Some of my takeaways:
- The most important thing to a bank branch is opening new accounts. On average, it might open 1-2 a day. They don’t want to lose out on even a single account. And that’s why they overprovision parking. You don’t have to wait to park to deposit a check because most bank branches ensure no one has to wait to open a new account.
- Crypto hasn’t competed down transaction fees because much of the cost of payments comes from regulatory infrastructure – anti-money laundering, know your customer – and crypto is discovering that those rules apply to them, too.
- Most of why you are asked to sign the back of your credit card is antiquated. We hang on to historical dogma, like printing account and routing numbers on the front of a check. That’s bad for fraud, but made sense for process reasons decades ago. There’s also no real reason you need to sign on a point of sale system. We know without the signature that we’re obligated for card payments. But these rituals persist.
- Persistent dysfunction is also a reason why erroneous credit card declines happen. Numerous systems have to talk to each other, large volumes of transactions occur, and there’s an error rate, but also, there’s little incentive for any one actor to compress that error rate.

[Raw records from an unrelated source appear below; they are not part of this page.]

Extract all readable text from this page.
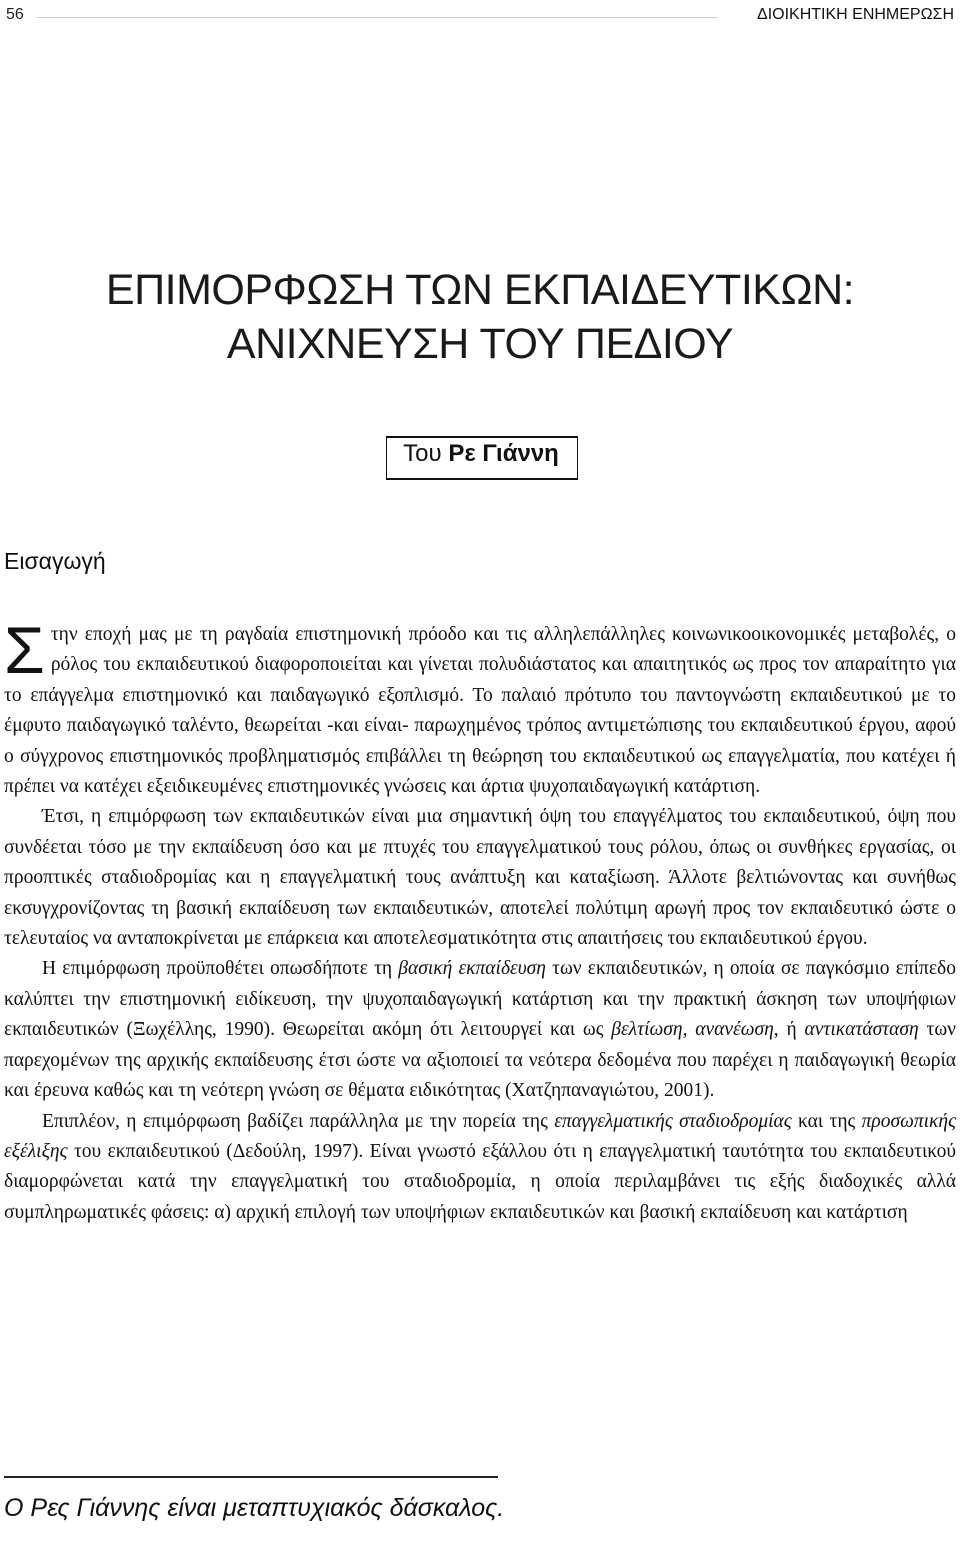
56	ΔΙΟΙΚΗΤΙΚΗ ΕΝΗΜΕΡΩΣΗ
ΕΠΙΜΟΡΦΩΣΗ ΤΩΝ ΕΚΠΑΙΔΕΥΤΙΚΩΝ:
ΑΝΙΧΝΕΥΣΗ ΤΟΥ ΠΕΔΙΟΥ
Του Ρε Γιάννη
Εισαγωγή

Στην εποχή μας με τη ραγδαία επιστημονική πρόοδο και τις αλληλεπάλληλες κοινωνικοοικονομικές μεταβολές, ο ρόλος του εκπαιδευτικού διαφοροποιείται και γίνεται πολυδιάστατος και απαιτητικός ως προς τον απαραίτητο για το επάγγελμα επιστημονικό και παιδαγωγικό εξοπλισμό. Το παλαιό πρότυπο του παντογνώστη εκπαιδευτικού με το έμφυτο παιδαγωγικό ταλέντο, θεωρείται -και είναι- παρωχημένος τρόπος αντιμετώπισης του εκπαιδευτικού έργου, αφού ο σύγχρονος επιστημονικός προβληματισμός επιβάλλει τη θεώρηση του εκπαιδευτικού ως επαγγελματία, που κατέχει ή πρέπει να κατέχει εξειδικευμένες επιστημονικές γνώσεις και άρτια ψυχοπαιδαγωγική κατάρτιση.

Έτσι, η επιμόρφωση των εκπαιδευτικών είναι μια σημαντική όψη του επαγγέλματος του εκπαιδευτικού, όψη που συνδέεται τόσο με την εκπαίδευση όσο και με πτυχές του επαγγελματικού τους ρόλου, όπως οι συνθήκες εργασίας, οι προοπτικές σταδιοδρομίας και η επαγγελματική τους ανάπτυξη και καταξίωση. Άλλοτε βελτιώνοντας και συνήθως εκσυγχρονίζοντας τη βασική εκπαίδευση των εκπαιδευτικών, αποτελεί πολύτιμη αρωγή προς τον εκπαιδευτικό ώστε ο τελευταίος να ανταποκρίνεται με επάρκεια και αποτελεσματικότητα στις απαιτήσεις του εκπαιδευτικού έργου.

Η επιμόρφωση προϋποθέτει οπωσδήποτε τη βασική εκπαίδευση των εκπαιδευτικών, η οποία σε παγκόσμιο επίπεδο καλύπτει την επιστημονική ειδίκευση, την ψυχοπαιδαγωγική κατάρτιση και την πρακτική άσκηση των υποψήφιων εκπαιδευτικών (Ξωχέλλης, 1990). Θεωρείται ακόμη ότι λειτουργεί και ως βελτίωση, ανανέωση, ή αντικατάσταση των παρεχομένων της αρχικής εκπαίδευσης έτσι ώστε να αξιοποιεί τα νεότερα δεδομένα που παρέχει η παιδαγωγική θεωρία και έρευνα καθώς και τη νεότερη γνώση σε θέματα ειδικότητας (Χατζηπαναγιώτου, 2001).

Επιπλέον, η επιμόρφωση βαδίζει παράλληλα με την πορεία της επαγγελματικής σταδιοδρομίας και της προσωπικής εξέλιξης του εκπαιδευτικού (Δεδούλη, 1997). Είναι γνωστό εξάλλου ότι η επαγγελματική ταυτότητα του εκπαιδευτικού διαμορφώνεται κατά την επαγγελματική του σταδιοδρομία, η οποία περιλαμβάνει τις εξής διαδοχικές αλλά συμπληρωματικές φάσεις: α) αρχική επιλογή των υποψήφιων εκπαιδευτικών και βασική εκπαίδευση και κατάρτιση

Ο Ρες Γιάννης είναι μεταπτυχιακός δάσκαλος.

- Banks don’t lose very much to robbery. Since they aren’t at material risk of losing cash – on average $8,000 per robbery, and robbers are usually caught – they don’t optimize against it.
- One takeaway McKenzie has from his years in payments is that big decisions are often made with much less data than you’d expect. This is important to remember because we often have a bias that says something like ‘that’s a surprising decision, but company X must have a lot of good data to support it, so they’re probably right, and I’m wrong.’ One example of where this played out recently is Delta making huge changes to its elite qualification program and lounge access rules, to the point where it seemed obvious it would cost the airline more in co-brand card charges than it could possibly generate, but most people said ‘Delta must be right, they have information we don’t.’ Thus far, they have only pulled back on the decision after customer backlash for a year. We’ll see what happens.
- Meanwhile, I have a much higher opinion of the debt collection industry than McKenzie, though of course, there are bad actors. Maybe it’s because as a kid, I went collecting late car payments (and repossessing cars) with my dad. But I think it’s because: debt collection reduces credit losses when lenders lose less, they don’t need to charge as much (competition competes lending rates down more) that makes things more affordable, which matters most for the least well-off, and drives sales and economic growth in the broader economy So even if debt collection is distasteful, surprisingly low paying (like working at McDonald’s) and with high turnover rates (higher than fast food), it serves a necessary and even beneficial function.
The interview provides a glimpse into the inner workings of the banking and payments industry, highlighting key aspects that shape the financial system. It challenges conventional assumptions and offers a deeper understanding of the dynamics at play.